NEW YORK -- Starbucks is launching a pilot program of small shops that offer only drive-thru or walk-up service rather than interior service and seating, according to a Fast Company Design report. The 500-square-foot locations will be LEED certified and use local materials.

The new location designs are tied to Starbucks' Shared Planet Initiative, as are all store designs since 2008, when President of Global Development Arthur Rubinfield returned to the company, according to the report. The initiative requires Starbucks to behave responsibly, use "ethically sourced and responsibly grown coffee," reduce its environmental footprint and give back to the communities it's part of.

"To both build scale while having things be locally relevant, that's really a designer's problem to solve," Anthony Perez, senior concept design manager for Starbucks, told the news outlet. "It's a really, really challenging problem."

The drive-thru and walk-up shops are made of a prefabricated, modular set of rooms that have space for three to five employees but enough equipment and ingredients to offer a full Starbucks menu.

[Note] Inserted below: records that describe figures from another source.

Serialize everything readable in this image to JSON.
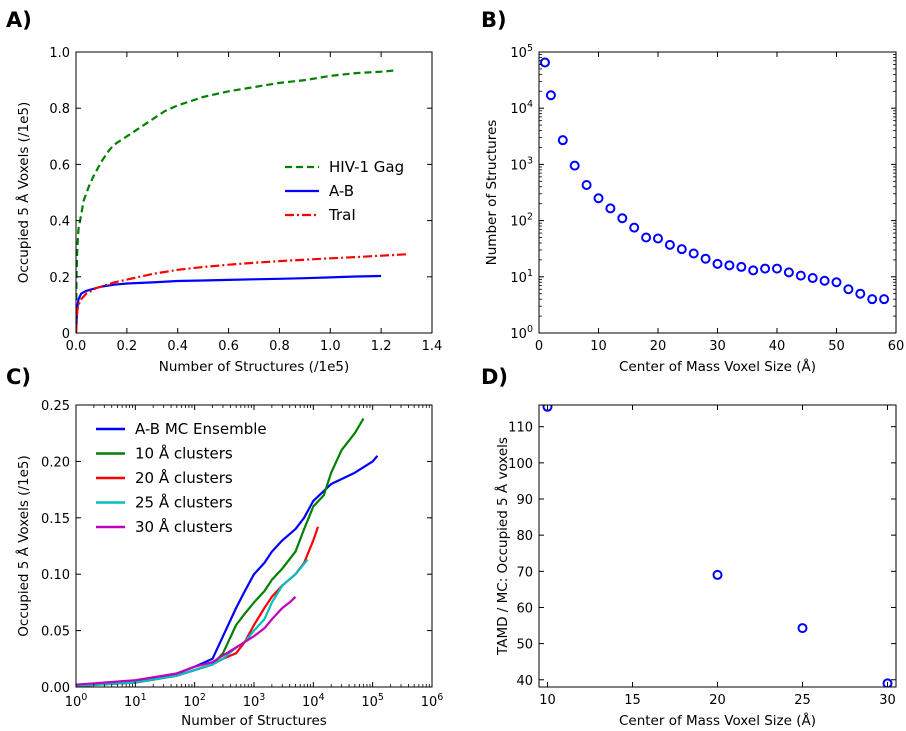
{
  "colors": {
    "green": "#007f00",
    "blue": "#0000ff",
    "red": "#ff0000",
    "cyan": "#00bfbf",
    "magenta": "#bf00bf"
  },
  "chart_data": [
    {
      "panel_label": "A)",
      "type": "line",
      "xlabel": "Number of Structures (/1e5)",
      "ylabel": "Occupied 5 Å Voxels (/1e5)",
      "xlim": [
        0,
        1.4
      ],
      "ylim": [
        0,
        1.0
      ],
      "xticks": [
        "0.0",
        "0.2",
        "0.4",
        "0.6",
        "0.8",
        "1.0",
        "1.2",
        "1.4"
      ],
      "yticks": [
        "0",
        "0.2",
        "0.4",
        "0.6",
        "0.8",
        "1.0"
      ],
      "legend_position": "center-right",
      "series": [
        {
          "name": "HIV-1 Gag",
          "style": "dashed",
          "color": "green",
          "x": [
            0,
            0.002,
            0.005,
            0.01,
            0.02,
            0.03,
            0.05,
            0.07,
            0.1,
            0.13,
            0.15,
            0.2,
            0.25,
            0.3,
            0.35,
            0.4,
            0.5,
            0.6,
            0.7,
            0.8,
            0.9,
            1.0,
            1.1,
            1.2,
            1.26
          ],
          "y": [
            0,
            0.2,
            0.3,
            0.37,
            0.42,
            0.47,
            0.52,
            0.56,
            0.61,
            0.65,
            0.67,
            0.7,
            0.73,
            0.76,
            0.79,
            0.81,
            0.84,
            0.86,
            0.875,
            0.89,
            0.9,
            0.915,
            0.925,
            0.93,
            0.935
          ]
        },
        {
          "name": "A-B",
          "style": "solid",
          "color": "blue",
          "x": [
            0,
            0.005,
            0.01,
            0.02,
            0.04,
            0.06,
            0.08,
            0.1,
            0.15,
            0.2,
            0.3,
            0.4,
            0.5,
            0.6,
            0.7,
            0.8,
            0.9,
            1.0,
            1.1,
            1.2
          ],
          "y": [
            0,
            0.09,
            0.12,
            0.14,
            0.15,
            0.155,
            0.16,
            0.165,
            0.172,
            0.176,
            0.18,
            0.185,
            0.187,
            0.189,
            0.191,
            0.193,
            0.195,
            0.198,
            0.201,
            0.203
          ]
        },
        {
          "name": "TraI",
          "style": "dashdot",
          "color": "red",
          "x": [
            0,
            0.005,
            0.01,
            0.02,
            0.04,
            0.06,
            0.08,
            0.1,
            0.15,
            0.2,
            0.3,
            0.4,
            0.5,
            0.6,
            0.7,
            0.8,
            0.9,
            1.0,
            1.1,
            1.2,
            1.3
          ],
          "y": [
            0,
            0.08,
            0.1,
            0.12,
            0.14,
            0.15,
            0.16,
            0.165,
            0.18,
            0.19,
            0.21,
            0.225,
            0.235,
            0.243,
            0.25,
            0.256,
            0.261,
            0.266,
            0.27,
            0.275,
            0.28
          ]
        }
      ]
    },
    {
      "panel_label": "B)",
      "type": "scatter",
      "xlabel": "Center of Mass Voxel Size (Å)",
      "ylabel": "Number of Structures",
      "xlim": [
        0,
        60
      ],
      "ylim_log10": [
        0,
        5
      ],
      "yscale": "log",
      "xticks": [
        "0",
        "10",
        "20",
        "30",
        "40",
        "50",
        "60"
      ],
      "yticks": [
        "10",
        "10",
        "10",
        "10",
        "10",
        "10"
      ],
      "ytick_exponents": [
        "0",
        "1",
        "2",
        "3",
        "4",
        "5"
      ],
      "series": [
        {
          "color": "blue",
          "x": [
            1,
            2,
            4,
            6,
            8,
            10,
            12,
            14,
            16,
            18,
            20,
            22,
            24,
            26,
            28,
            30,
            32,
            34,
            36,
            38,
            40,
            42,
            44,
            46,
            48,
            50,
            52,
            54,
            56,
            58
          ],
          "y": [
            65000,
            17000,
            2700,
            950,
            430,
            250,
            165,
            110,
            75,
            50,
            48,
            37,
            31,
            26,
            21,
            17,
            16,
            15,
            13,
            14,
            14,
            12,
            10.5,
            9.5,
            8.5,
            8,
            6,
            5,
            4,
            4
          ]
        }
      ]
    },
    {
      "panel_label": "C)",
      "type": "line",
      "xlabel": "Number of Structures",
      "ylabel": "Occupied 5 Å Voxels (/1e5)",
      "xscale": "log",
      "xlim_log10": [
        0,
        6
      ],
      "ylim": [
        0,
        0.25
      ],
      "xticks": [
        "10",
        "10",
        "10",
        "10",
        "10",
        "10",
        "10"
      ],
      "xtick_exponents": [
        "0",
        "1",
        "2",
        "3",
        "4",
        "5",
        "6"
      ],
      "yticks": [
        "0.00",
        "0.05",
        "0.10",
        "0.15",
        "0.20",
        "0.25"
      ],
      "legend_position": "upper-left",
      "series": [
        {
          "name": "A-B MC Ensemble",
          "color": "blue",
          "x": [
            1,
            10,
            50,
            100,
            200,
            300,
            500,
            700,
            1000,
            1500,
            2000,
            3000,
            5000,
            7000,
            10000,
            20000,
            50000,
            100000,
            120000
          ],
          "y": [
            0.002,
            0.005,
            0.012,
            0.018,
            0.025,
            0.045,
            0.07,
            0.085,
            0.1,
            0.11,
            0.12,
            0.13,
            0.14,
            0.15,
            0.165,
            0.18,
            0.19,
            0.2,
            0.205
          ]
        },
        {
          "name": "10 Å clusters",
          "color": "green",
          "x": [
            1,
            10,
            50,
            100,
            200,
            300,
            500,
            700,
            1000,
            1500,
            2000,
            3000,
            5000,
            7000,
            10000,
            15000,
            20000,
            30000,
            50000,
            70000
          ],
          "y": [
            0.001,
            0.004,
            0.01,
            0.015,
            0.02,
            0.03,
            0.055,
            0.065,
            0.075,
            0.085,
            0.095,
            0.105,
            0.12,
            0.14,
            0.16,
            0.17,
            0.19,
            0.21,
            0.225,
            0.238
          ]
        },
        {
          "name": "20 Å clusters",
          "color": "red",
          "x": [
            1,
            10,
            50,
            100,
            200,
            300,
            500,
            700,
            1000,
            1500,
            2000,
            3000,
            5000,
            7000,
            10000,
            12000
          ],
          "y": [
            0.001,
            0.004,
            0.01,
            0.015,
            0.02,
            0.025,
            0.03,
            0.04,
            0.055,
            0.07,
            0.08,
            0.09,
            0.1,
            0.11,
            0.13,
            0.142
          ]
        },
        {
          "name": "25 Å clusters",
          "color": "cyan",
          "x": [
            1,
            10,
            50,
            100,
            200,
            300,
            500,
            700,
            1000,
            1500,
            2000,
            3000,
            5000,
            8000
          ],
          "y": [
            0.001,
            0.004,
            0.01,
            0.015,
            0.02,
            0.025,
            0.035,
            0.04,
            0.05,
            0.06,
            0.075,
            0.09,
            0.1,
            0.113
          ]
        },
        {
          "name": "30 Å clusters",
          "color": "magenta",
          "x": [
            1,
            10,
            50,
            100,
            200,
            300,
            500,
            700,
            1000,
            1500,
            2000,
            3000,
            4000,
            5000
          ],
          "y": [
            0.002,
            0.006,
            0.012,
            0.018,
            0.022,
            0.028,
            0.035,
            0.04,
            0.045,
            0.052,
            0.06,
            0.07,
            0.075,
            0.08
          ]
        }
      ]
    },
    {
      "panel_label": "D)",
      "type": "scatter",
      "xlabel": "Center of Mass Voxel Size (Å)",
      "ylabel": "TAMD / MC: Occupied 5 Å voxels",
      "xlim": [
        9.5,
        30.5
      ],
      "ylim": [
        38,
        116
      ],
      "xticks": [
        "10",
        "15",
        "20",
        "25",
        "30"
      ],
      "yticks": [
        "40",
        "50",
        "60",
        "70",
        "80",
        "90",
        "100",
        "110"
      ],
      "series": [
        {
          "color": "blue",
          "x": [
            10,
            20,
            25,
            30
          ],
          "y": [
            115.5,
            69,
            54.3,
            39
          ]
        }
      ]
    }
  ]
}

High-end facades built around the mass-produced structures will use local materials sourced from within 500 miles, according to the report.

"What we've done is standardize the interior," Perez stated. "But what we want to be able to do is, as people are going around this prefab, we want the materials on that exterior to feel like it's part of the local environment."

Despite the differences in size between standard Starbucks locations and the pilot program shops, there will be visual similarities. "We're working with lots of ways to build palettes similar to what we have inside the cafes, but now we have them on the outside," said Perez. "We're not looking for all the stores to look similar. They're going to look very, very different around this idea of craft."

Starbucks plans to place the modular locations on roads where many local customers drive to work, according to the report.